A 2016 study by other scientists said the earliest records of cannabis came mainly from China and Japan, but most botanists believe it was probably first domesticated in the eastern part of the country. Central Asia, where wild varieties of the plant are widespread.

Gene study

Genetic sequencing from the latest study suggests the species has a “unique domestication origin” in East Asia, the researchers wrote. By sequencing genetic samples of the plant, they found that the species had most likely been domesticated during the early Neolithic period. They said their conclusion was supported by pottery and other archaeological evidence from the same period found in present-day China, Japan and Taiwan.

But Purugganan said he was skeptical of findings that the plant was developed for drug or fiber use 12,000 years ago, as archaeological evidence shows that cannabis use or constant presence for these purposes began about 7,500 years ago. “I would like to see a much larger study with a larger sample,” he said.

Luca Fumagalli, study author and biologist in Switzerland specializing in conservation genetics, said the theory of a Central Asian origin was largely based on observational data from wild samples in that region. region. “It’s easy to find wild samples, but they’re not wild types,” Fumagalli said. “These are plants that have escaped captivity and have re-adapted to the wild. “By the way, that’s why you call it weed, because it grows anywhere,” he added.

The study was led by Ren Guangpeng, a botanist at Lanzhou University in Gansu Province, western China. Ren said in an interview that the origin site of the domestication of cannabis was most likely northwestern China, and this finding could aid current efforts in the country to breed new types of hemp.

To conduct the study, Ren and his colleagues collected 82 samples, seeds or leaves, from around the world. The samples included strains bred for fiber production and others from Europe and North America that were bred to produce large amounts of tetrahydrocannabinol (THC), the most mood-altering compound in the world. plant.

Fumagalli and his colleagues then extracted genomic DNA from the samples and sequenced them in a laboratory in Switzerland.

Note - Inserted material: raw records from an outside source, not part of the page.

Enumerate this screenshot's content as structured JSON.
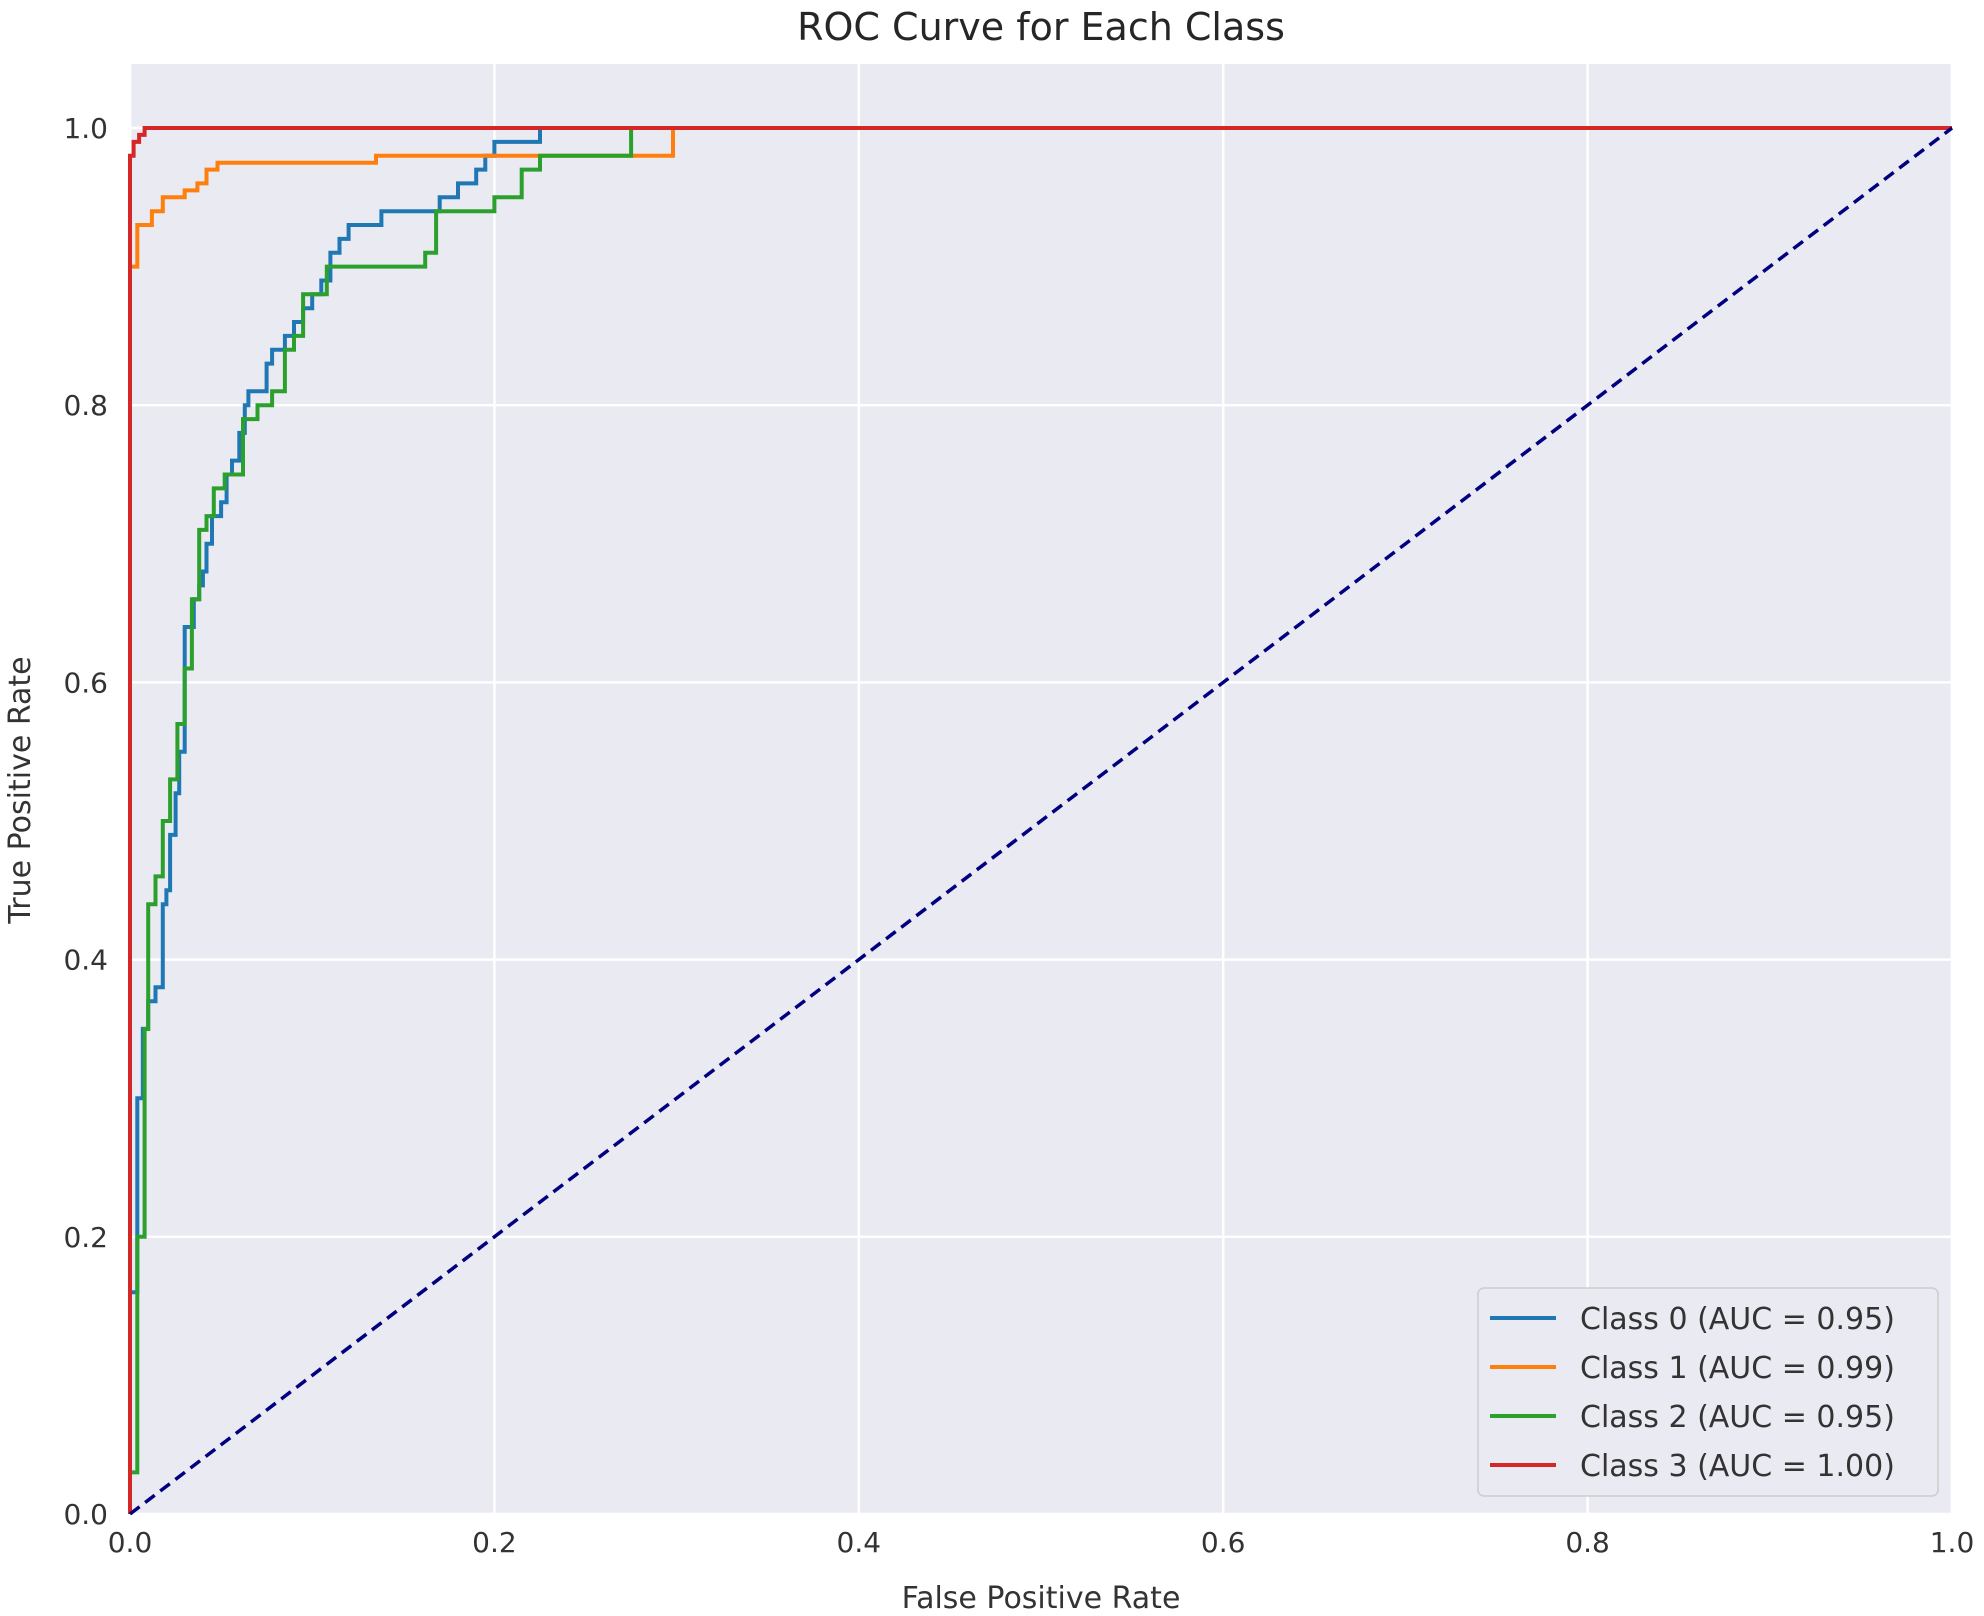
{
  "chart_data": {
    "type": "line",
    "title": "ROC Curve for Each Class",
    "xlabel": "False Positive Rate",
    "ylabel": "True Positive Rate",
    "xlim": [
      0.0,
      1.0
    ],
    "ylim": [
      0.0,
      1.05
    ],
    "xticks": [
      "0.0",
      "0.2",
      "0.4",
      "0.6",
      "0.8",
      "1.0"
    ],
    "yticks": [
      "0.0",
      "0.2",
      "0.4",
      "0.6",
      "0.8",
      "1.0"
    ],
    "grid": true,
    "legend_position": "lower-right",
    "background": "#eaeaf2",
    "series": [
      {
        "name": "Class 0 (AUC = 0.95)",
        "color": "#1f77b4",
        "x": [
          0.0,
          0.0,
          0.004,
          0.004,
          0.007,
          0.007,
          0.01,
          0.01,
          0.014,
          0.014,
          0.018,
          0.018,
          0.02,
          0.02,
          0.022,
          0.022,
          0.025,
          0.025,
          0.027,
          0.027,
          0.03,
          0.03,
          0.035,
          0.035,
          0.038,
          0.038,
          0.04,
          0.04,
          0.042,
          0.042,
          0.045,
          0.045,
          0.05,
          0.05,
          0.053,
          0.053,
          0.056,
          0.056,
          0.06,
          0.06,
          0.063,
          0.063,
          0.065,
          0.065,
          0.075,
          0.075,
          0.078,
          0.078,
          0.085,
          0.085,
          0.09,
          0.09,
          0.095,
          0.095,
          0.1,
          0.1,
          0.105,
          0.105,
          0.11,
          0.11,
          0.115,
          0.115,
          0.12,
          0.12,
          0.138,
          0.138,
          0.17,
          0.17,
          0.18,
          0.18,
          0.19,
          0.19,
          0.195,
          0.195,
          0.2,
          0.2,
          0.225,
          0.225,
          0.248,
          0.248,
          0.258,
          0.258,
          0.272,
          0.272,
          0.275,
          0.275,
          1.0
        ],
        "y": [
          0.0,
          0.16,
          0.16,
          0.3,
          0.3,
          0.35,
          0.35,
          0.37,
          0.37,
          0.38,
          0.38,
          0.44,
          0.44,
          0.45,
          0.45,
          0.49,
          0.49,
          0.52,
          0.52,
          0.55,
          0.55,
          0.64,
          0.64,
          0.66,
          0.66,
          0.67,
          0.67,
          0.68,
          0.68,
          0.7,
          0.7,
          0.72,
          0.72,
          0.73,
          0.73,
          0.75,
          0.75,
          0.76,
          0.76,
          0.78,
          0.78,
          0.8,
          0.8,
          0.81,
          0.81,
          0.83,
          0.83,
          0.84,
          0.84,
          0.85,
          0.85,
          0.86,
          0.86,
          0.87,
          0.87,
          0.88,
          0.88,
          0.89,
          0.89,
          0.91,
          0.91,
          0.92,
          0.92,
          0.93,
          0.93,
          0.94,
          0.94,
          0.95,
          0.95,
          0.96,
          0.96,
          0.97,
          0.97,
          0.98,
          0.98,
          0.99,
          0.99,
          1.0,
          1.0,
          1.0,
          1.0,
          1.0,
          1.0,
          1.0,
          1.0,
          1.0,
          1.0
        ]
      },
      {
        "name": "Class 1 (AUC = 0.99)",
        "color": "#ff7f0e",
        "x": [
          0.0,
          0.0,
          0.004,
          0.004,
          0.012,
          0.012,
          0.018,
          0.018,
          0.03,
          0.03,
          0.037,
          0.037,
          0.042,
          0.042,
          0.048,
          0.048,
          0.135,
          0.135,
          0.298,
          0.298,
          1.0
        ],
        "y": [
          0.0,
          0.9,
          0.9,
          0.93,
          0.93,
          0.94,
          0.94,
          0.95,
          0.95,
          0.955,
          0.955,
          0.96,
          0.96,
          0.97,
          0.97,
          0.975,
          0.975,
          0.98,
          0.98,
          1.0,
          1.0
        ]
      },
      {
        "name": "Class 2 (AUC = 0.95)",
        "color": "#2ca02c",
        "x": [
          0.0,
          0.0,
          0.004,
          0.004,
          0.008,
          0.008,
          0.01,
          0.01,
          0.014,
          0.014,
          0.018,
          0.018,
          0.022,
          0.022,
          0.026,
          0.026,
          0.03,
          0.03,
          0.034,
          0.034,
          0.038,
          0.038,
          0.042,
          0.042,
          0.046,
          0.046,
          0.052,
          0.052,
          0.062,
          0.062,
          0.07,
          0.07,
          0.078,
          0.078,
          0.085,
          0.085,
          0.09,
          0.09,
          0.095,
          0.095,
          0.108,
          0.108,
          0.162,
          0.162,
          0.168,
          0.168,
          0.2,
          0.2,
          0.215,
          0.215,
          0.225,
          0.225,
          0.275,
          0.275,
          1.0
        ],
        "y": [
          0.0,
          0.03,
          0.03,
          0.2,
          0.2,
          0.35,
          0.35,
          0.44,
          0.44,
          0.46,
          0.46,
          0.5,
          0.5,
          0.53,
          0.53,
          0.57,
          0.57,
          0.61,
          0.61,
          0.66,
          0.66,
          0.71,
          0.71,
          0.72,
          0.72,
          0.74,
          0.74,
          0.75,
          0.75,
          0.79,
          0.79,
          0.8,
          0.8,
          0.81,
          0.81,
          0.84,
          0.84,
          0.85,
          0.85,
          0.88,
          0.88,
          0.9,
          0.9,
          0.91,
          0.91,
          0.94,
          0.94,
          0.95,
          0.95,
          0.97,
          0.97,
          0.98,
          0.98,
          1.0,
          1.0
        ]
      },
      {
        "name": "Class 3 (AUC = 1.00)",
        "color": "#d62728",
        "x": [
          0.0,
          0.0,
          0.002,
          0.002,
          0.005,
          0.005,
          0.008,
          0.008,
          1.0
        ],
        "y": [
          0.0,
          0.98,
          0.98,
          0.99,
          0.99,
          0.995,
          0.995,
          1.0,
          1.0
        ]
      },
      {
        "name": "",
        "color": "#000080",
        "dashed": true,
        "x": [
          0.0,
          1.0
        ],
        "y": [
          0.0,
          1.0
        ]
      }
    ]
  }
}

They also downloaded and reanalyzed sequencing data from 28 other samples. The results showed that the wild varieties they analyzed were in fact “historical escapements of domesticated forms” and that the existing strains in China – cultivated and wild – were their closest descendants from the ancestral gene pool.

“Although further sampling of wild plants in these key geographic areas is still needed, our results, which are already based on very large sampling, suggest that the pure wild progenitors of C. sativa have disappeared, ”they wrote. As hemp’s function as a global source of textiles, food and oilseeds dried up in the 20th century, the use of cannabis as a recreational drug has increased, the new study notes. But there are still “big gaps” in knowledge about its history of domestication, he said, largely because the plant is illegal in many countries.

It can also be difficult to understand precisely how plant species are domesticated in the first place, said Catherine Rushworth, a postdoctoral researcher at the University of Minnesota who studies the evolution of plants. Although scientists can make basic predictions of how a given plant species will diverge in nature, she added, such predictions “go out the window” when a process of natural selection is driven by. humans. “So, for example, we might think that species would diverge as they adapt to different habitats or different pollinators,” she said. “But people are often the pollinators and people have created these habitats.